«On compte au moins huit équipes qui perdent beaucoup d'argent en ce moment. Il faudra que cette saignée arrête un jour», a fait savoir hier une source au bureau de la Ligue nationale de hockey (LNH).
Outre les Coyotes de Phoenix, les Panthers de la Floride, le Lightning de Tampa Bay, les Sabres de Buffalo, les Islanders de New York, les Thrashers d'Atlanta, les Predators de Nashville et les Blue Jackets de Columbus seraient également dans une situation financière très précaire.
Le cas des Hurricanes de la Caroline est unique. L'an dernier, cette équipe a perdu près de 12 millions $US. Cette année, en raison de sa participation aux séries de la Coupe Stanley (deuxième tour), des profits seraient à portée de main.
Selon cette même source, le président de la Ligue, Gary Bettman, se trouverait actuellement «coincé» par le dossier des Coyotes de Phoenix.

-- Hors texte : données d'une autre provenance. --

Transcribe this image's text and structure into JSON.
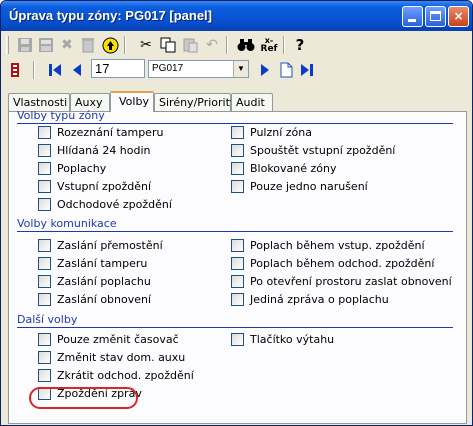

On craint que ce cas particulier fasse école au cours des prochaines années. «Gary Bettman s'est fait prendre de vitesse. Il ne s'y attendait pas», a-t-elle fait savoir.
En clair, le syndic qui gère la faillite des Coyotes devra maintenant décider s'il vend le club au riche homme d'affaires canadien Jim Balsillie ou à l'homme de confiance de la ligue, Jerry Reinsdorf (également propriétaire des White Sox de Chicago).
Or, Jerry Reinsford tient à garder l'équipe à Phoenix pour un montant beaucoup moindre que Jim Balsillie (212,5 millions $), qui veut déménager les Coyotes à Hamilton.
Inutile d'insister sur les intentions de l'ancien propriétaire des Coyotes, Jerry Moyes, qui cherche à obtenir la meilleure offre, question d'éponger ses pertes des dernières années.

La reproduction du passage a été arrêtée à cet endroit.